2. Who would define "competency"?
3. How will the exam be useful for students who don't pass?
4. Who would teach the failing students and help them to pass? Where would we get the money to pay these teachers?
5. What would it mean for the teaching of writing in general if we tailor it to an exam? Many of our students need to be less afraid of writing, not intimidated by an exam.
6. What will be the impact on younger teachers? How could we convince them that they will not be judged for promotion based on how many of their students pass the exam, but on how well they accomplish the ideal goal of helping everyone to write with power and clarity, on whatever level, as a lifelong skill?
7. What will the existence of a writing competency exam do to the relationship between the English department and other departments of the college? Will it create a sense that everything we do is "remedial," and that they themselves don't have to work at helping students write well? (Face it, you never hear: "I have such good writers in my history class, the English department must be doing its job.")
8. What function would the exam serve? To give peace of mind to some people on the faculty or in the administration because so many people don't write well? It's a national concern, after all. How can you ensure that all students will write well as judged by a single essay, or even a series of essays? You might do this with math, or computer competency, or even with a writing inventory to place people in the appropriate level of writing class, but what is our goal here as teachers of writing? (More on this later.)

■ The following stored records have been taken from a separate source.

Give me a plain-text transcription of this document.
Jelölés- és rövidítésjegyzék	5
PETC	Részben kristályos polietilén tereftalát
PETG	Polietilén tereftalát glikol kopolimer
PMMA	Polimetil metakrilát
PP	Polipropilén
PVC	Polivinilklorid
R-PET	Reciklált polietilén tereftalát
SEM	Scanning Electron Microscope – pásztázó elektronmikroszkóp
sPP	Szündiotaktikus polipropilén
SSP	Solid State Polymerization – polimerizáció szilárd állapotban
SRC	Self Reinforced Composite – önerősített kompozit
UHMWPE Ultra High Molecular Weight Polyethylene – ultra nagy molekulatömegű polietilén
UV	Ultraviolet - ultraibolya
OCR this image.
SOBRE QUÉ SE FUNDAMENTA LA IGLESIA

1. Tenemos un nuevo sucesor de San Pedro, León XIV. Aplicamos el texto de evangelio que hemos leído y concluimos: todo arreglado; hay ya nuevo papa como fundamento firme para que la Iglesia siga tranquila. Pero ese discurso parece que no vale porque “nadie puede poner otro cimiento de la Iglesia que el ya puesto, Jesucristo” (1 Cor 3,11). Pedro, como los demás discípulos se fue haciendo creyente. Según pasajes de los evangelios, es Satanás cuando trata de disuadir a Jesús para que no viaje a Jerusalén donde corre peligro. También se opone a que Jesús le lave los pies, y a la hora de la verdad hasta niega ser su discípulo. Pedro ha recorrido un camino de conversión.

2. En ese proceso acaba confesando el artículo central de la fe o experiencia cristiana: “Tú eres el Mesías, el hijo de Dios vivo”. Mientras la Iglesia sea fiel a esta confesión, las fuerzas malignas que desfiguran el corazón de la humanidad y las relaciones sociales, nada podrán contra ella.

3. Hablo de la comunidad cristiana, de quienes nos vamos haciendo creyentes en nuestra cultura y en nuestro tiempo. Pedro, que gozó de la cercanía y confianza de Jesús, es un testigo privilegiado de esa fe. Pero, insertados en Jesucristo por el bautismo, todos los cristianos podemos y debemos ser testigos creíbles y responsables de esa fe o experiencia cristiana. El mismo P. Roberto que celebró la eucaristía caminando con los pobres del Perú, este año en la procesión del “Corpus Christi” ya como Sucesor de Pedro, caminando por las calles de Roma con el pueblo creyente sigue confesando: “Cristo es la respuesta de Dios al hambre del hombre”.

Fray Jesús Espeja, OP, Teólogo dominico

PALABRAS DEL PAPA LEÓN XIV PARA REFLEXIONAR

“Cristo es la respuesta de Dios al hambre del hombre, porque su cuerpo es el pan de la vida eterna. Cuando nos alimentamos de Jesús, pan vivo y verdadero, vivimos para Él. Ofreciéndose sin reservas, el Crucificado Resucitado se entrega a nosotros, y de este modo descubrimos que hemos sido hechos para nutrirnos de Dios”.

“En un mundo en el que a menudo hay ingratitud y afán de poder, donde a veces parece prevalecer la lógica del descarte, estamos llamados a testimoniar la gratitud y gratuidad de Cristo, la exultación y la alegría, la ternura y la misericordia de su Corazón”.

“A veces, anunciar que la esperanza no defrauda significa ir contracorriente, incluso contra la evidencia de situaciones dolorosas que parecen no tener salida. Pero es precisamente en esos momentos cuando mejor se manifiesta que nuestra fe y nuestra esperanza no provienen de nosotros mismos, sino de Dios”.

9. I define "competency" in writing as the writer's capacity to say with power and clarity what he or she thinks, whether
 asked by teachers, bosses, prospective employers, or on his or her own initiative. How will this be tested by a competency exam if in fact a student works hard and moves toward that goal in the fourteen weeks of a writing course? If we insist that students repeat writing courses or get help to pass the exam without getting credit for it, then we can throw in the sponge! It's a miracle anyway when students take the idea of writing well seriously, and the more cynical you become about writing, the less you do it. Training people to write in order to pass an exam is one sure way of stopping them from learning how to write with clarity and power as a lifelong habit. People get up for a chemistry exam and never want to look at a chemistry book again. But while you may never need to know the chemistry equations once the exam is over, you will certainly have to write, again and again, throughout your life. (More on this, too.)
"Competency" for what? I keep coming back to this: competency for a test, for writing decent papers in a course, or for a lifelong skill? In some ways, these are mutually exclusive goals if all we have is one semester of required writing--an issue that should be at the heart of this argument anyway.
All right, what do I suggest instead? A year-long required writing course for everyone? A writing staff charged not only with the theoretical (and now machine-correctable) mechanics of writing, but with the task of helping students express themselves, not only in our courses, but throughout their lives as citizens of a society? Because if we don't do this, we will be responsible for permitting the vacuum that is filled not by real, hard thinking and explanation but, instead, by the incessant yapping of advertisers and photogenic newscasters who smile about weather, drought, starvation, parades, and invasions as if the words they speak have no more meaning than the drone of the refrigerator, and the people of whom they speak no more substance than objects without feeling.